A crise financeira, por penosa que seja, tem ao menos um mérito: ao colocar o governo em estado de alerta, cria uma excelente oportunidade para que o Executivo e o Congresso se empenhem de fato na reforma do Estado. Aliás, pode-se até mesmo dizer que a decisão do Executivo -em favor de uma rápida reabertura das negociações para ajustar as contas públicas- é em parte ditada pelas circunstâncias, mas é também um sinal de sensibilidade política.
O momento é economicamente ruim, mas é da adversidade que pode ressurgir o sentimento de urgência sem o qual dificilmente serão feitas mudanças de fôlego na estrutura do Estado. A agenda é conhecida e não pode sofrer adiamento.
A oportunidade é boa para que o governo, aliás, redescubra o Brasil. Há tempos, mesmo diante das turbulências nos mercados internacionais, dizia-se com ironia principalmente no mercado financeiro que o Brasil parecia uma Suíça. Pena que só agora o governo tenha tomado consciência aguda de que governar é preciso, em vez de apenas esperar Godot -no caso, as reformas.
Inflação e crescimento baixos, reservas elevadas e globalismo pareciam virtudes de Primeiro Mundo, ainda que existissem alertas sobre a necessidade de corrigir os desequilíbrios que se agravavam.
O governo ocupava-se de coisas distantes: na política, após a luta obcecada pelo direito à reeleição, as articulações voltaram-se para mudanças num segundo mandato; na economia, as providências eram cosméticas, setoriais ou protelatórias; na administração, tenderam à inércia.

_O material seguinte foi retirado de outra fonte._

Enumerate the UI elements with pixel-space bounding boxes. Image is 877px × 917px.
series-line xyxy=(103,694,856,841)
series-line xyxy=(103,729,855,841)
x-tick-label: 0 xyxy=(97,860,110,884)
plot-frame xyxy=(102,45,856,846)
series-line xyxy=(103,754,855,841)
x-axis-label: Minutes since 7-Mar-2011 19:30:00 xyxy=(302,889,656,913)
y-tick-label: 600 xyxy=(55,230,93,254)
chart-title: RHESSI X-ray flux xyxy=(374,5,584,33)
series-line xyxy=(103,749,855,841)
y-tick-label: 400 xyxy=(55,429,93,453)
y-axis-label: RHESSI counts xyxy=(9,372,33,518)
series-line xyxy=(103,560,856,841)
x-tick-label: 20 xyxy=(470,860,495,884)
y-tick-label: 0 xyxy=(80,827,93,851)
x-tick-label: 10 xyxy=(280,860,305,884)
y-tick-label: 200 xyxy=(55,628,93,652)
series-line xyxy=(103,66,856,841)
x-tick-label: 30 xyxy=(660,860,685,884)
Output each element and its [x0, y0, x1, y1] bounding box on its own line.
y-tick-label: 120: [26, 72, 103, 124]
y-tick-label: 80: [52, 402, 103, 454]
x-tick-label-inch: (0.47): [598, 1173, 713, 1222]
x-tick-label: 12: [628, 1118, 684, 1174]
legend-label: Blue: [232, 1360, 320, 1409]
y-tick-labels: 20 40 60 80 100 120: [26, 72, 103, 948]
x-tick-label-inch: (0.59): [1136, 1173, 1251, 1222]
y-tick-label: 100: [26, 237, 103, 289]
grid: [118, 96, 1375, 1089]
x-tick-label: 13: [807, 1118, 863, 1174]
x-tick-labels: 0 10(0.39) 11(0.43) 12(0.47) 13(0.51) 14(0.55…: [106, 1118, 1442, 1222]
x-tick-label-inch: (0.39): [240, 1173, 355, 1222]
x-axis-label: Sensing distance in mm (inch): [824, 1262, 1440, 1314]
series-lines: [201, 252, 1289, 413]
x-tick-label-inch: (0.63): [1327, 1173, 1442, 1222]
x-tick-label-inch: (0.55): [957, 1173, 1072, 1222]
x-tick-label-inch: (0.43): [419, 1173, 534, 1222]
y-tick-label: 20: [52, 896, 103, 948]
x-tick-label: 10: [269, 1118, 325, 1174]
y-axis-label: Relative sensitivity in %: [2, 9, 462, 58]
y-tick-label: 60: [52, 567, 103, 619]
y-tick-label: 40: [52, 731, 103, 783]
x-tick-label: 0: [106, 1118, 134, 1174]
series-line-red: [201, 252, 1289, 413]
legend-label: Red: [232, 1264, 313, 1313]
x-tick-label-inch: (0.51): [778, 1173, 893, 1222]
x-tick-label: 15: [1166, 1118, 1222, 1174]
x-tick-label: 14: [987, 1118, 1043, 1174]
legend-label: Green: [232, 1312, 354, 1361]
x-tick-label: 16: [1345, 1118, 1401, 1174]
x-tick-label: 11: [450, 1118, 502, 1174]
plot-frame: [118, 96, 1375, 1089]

Faltava a prática cotidiana do governo; a crise tem o mérito de instigar o Planalto a sair do estado de torpor que é, a rigor, tropical e nada suíço.
Resta saber se, com o despertar das responsabilidades de governar -e, espera-se, de legislar-, não voltarão, também revigoradas, as resistências corporativas, burocráticas ou setoriais que vêm se aliando à tendência oficial à leniência.